Pay yourself first. That is the saying anyway. After you make a budget, force yourself to save some of that extra cash before you blow it on a bunch of wasteful discretionary items. How you save is up for debate (savings account, retirement account, paying of loans early so you can reduce some of your mandatory spending). Just save some fraction of that leftover money instead of spending it all.
After setting aside some money for savings, you will have a little bit left for discretionary spending. It is ok to enjoy life. Go to the movies or go out to dinner with friends. Just know exactly how much you have your budget for these items. Once this money is gone, it is gone. Don't tap into savings to pay for discretionary spending!

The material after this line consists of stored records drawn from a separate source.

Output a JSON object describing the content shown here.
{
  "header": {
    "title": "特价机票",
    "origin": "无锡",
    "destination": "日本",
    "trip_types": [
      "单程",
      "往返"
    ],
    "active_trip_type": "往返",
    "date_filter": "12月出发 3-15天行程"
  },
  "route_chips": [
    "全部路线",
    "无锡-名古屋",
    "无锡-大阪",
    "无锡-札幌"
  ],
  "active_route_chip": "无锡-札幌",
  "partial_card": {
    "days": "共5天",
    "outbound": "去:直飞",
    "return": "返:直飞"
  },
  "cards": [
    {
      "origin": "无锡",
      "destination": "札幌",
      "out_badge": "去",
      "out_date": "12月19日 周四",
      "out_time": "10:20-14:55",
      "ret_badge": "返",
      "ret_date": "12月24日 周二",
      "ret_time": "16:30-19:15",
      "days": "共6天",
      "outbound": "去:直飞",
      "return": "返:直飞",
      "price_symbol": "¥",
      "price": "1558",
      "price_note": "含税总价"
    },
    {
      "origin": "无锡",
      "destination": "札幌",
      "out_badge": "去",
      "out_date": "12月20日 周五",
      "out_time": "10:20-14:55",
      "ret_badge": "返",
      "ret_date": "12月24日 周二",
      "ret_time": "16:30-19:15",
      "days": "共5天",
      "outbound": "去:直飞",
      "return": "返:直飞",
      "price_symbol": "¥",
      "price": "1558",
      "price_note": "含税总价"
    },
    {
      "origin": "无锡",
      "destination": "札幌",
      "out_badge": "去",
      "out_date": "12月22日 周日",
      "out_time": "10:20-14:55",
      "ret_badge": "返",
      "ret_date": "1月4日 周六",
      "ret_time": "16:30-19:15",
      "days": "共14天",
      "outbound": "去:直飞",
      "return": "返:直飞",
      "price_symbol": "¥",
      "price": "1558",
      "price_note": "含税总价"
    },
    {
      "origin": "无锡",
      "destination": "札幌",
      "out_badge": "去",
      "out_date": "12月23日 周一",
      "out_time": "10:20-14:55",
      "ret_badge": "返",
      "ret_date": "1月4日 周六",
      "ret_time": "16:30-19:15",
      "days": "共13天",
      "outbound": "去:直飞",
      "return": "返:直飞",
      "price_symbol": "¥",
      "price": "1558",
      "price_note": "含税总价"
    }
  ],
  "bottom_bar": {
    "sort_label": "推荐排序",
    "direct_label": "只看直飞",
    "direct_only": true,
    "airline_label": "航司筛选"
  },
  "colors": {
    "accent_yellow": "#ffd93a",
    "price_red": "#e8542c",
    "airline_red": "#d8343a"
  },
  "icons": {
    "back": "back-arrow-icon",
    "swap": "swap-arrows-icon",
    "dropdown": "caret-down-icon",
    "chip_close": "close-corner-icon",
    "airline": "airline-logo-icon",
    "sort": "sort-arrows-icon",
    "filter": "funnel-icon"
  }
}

Live beneath your means. I probably don't need to tell you this, but in America, most people, especially people your age, want to live way beyond their means. They want fancy cars, high tech phones, clothes, etc. Case in point: my son, who is about your age, drove a 2 year old sports car to work today. He is currently paying 10% interest on his loan for that car. I drove an 18 year hunk of junk with 178,000 miles on it. Which one of us do you think is in better financial shape? You couldn't tell by looking at our vehicles!
Learn and understand the power of compounded returns on investments, then commit yourself to leveraging this power. It is a little early for you to really put this to use, but it is not too early to understand the math.
Learn the difference between evil debt, bad debt, and good (or at least ok) debt. Credit cards and high interest card loans with interest rates higher than 10% == evil. Avoid at all cost. Student and car loans between 5-10% == bad. Sometimes you have to take out loans like this, but try to get them paid off. Mortgage and other debt below 5% == ok. When you have to borrow, try to stay in the good/ok category. Understand mathematically why this is so.
Don't fund discretionary spending with bad or evil debt: for example, don't put a new TV on a credit card that has 20% interest.
Life will throw you a curve ball every now an then. Use some of the leftover money from your budget to build up a emergency cash reserve. Use this reserve when life gives you an unexpected surprise.
If you are not working, I believe you would be getting some money from your family to meet your expenses.
In such a case, I would start with maintaining a Cash A/c which would list your monthly expenses and the money you received, which is what I used to do at your age. You can maintain it in a notebook with pen/pencil or using online tools such as Google Sheets. Enter each expense entries each day as debits and entries towards any money you receive as credits. At the end of the month, tally them and see how much you have left. Also, this gives you a clear picture of where your expenses are what is that you can avoid.
On longer term, this can help you form an annual budget for your personal finances.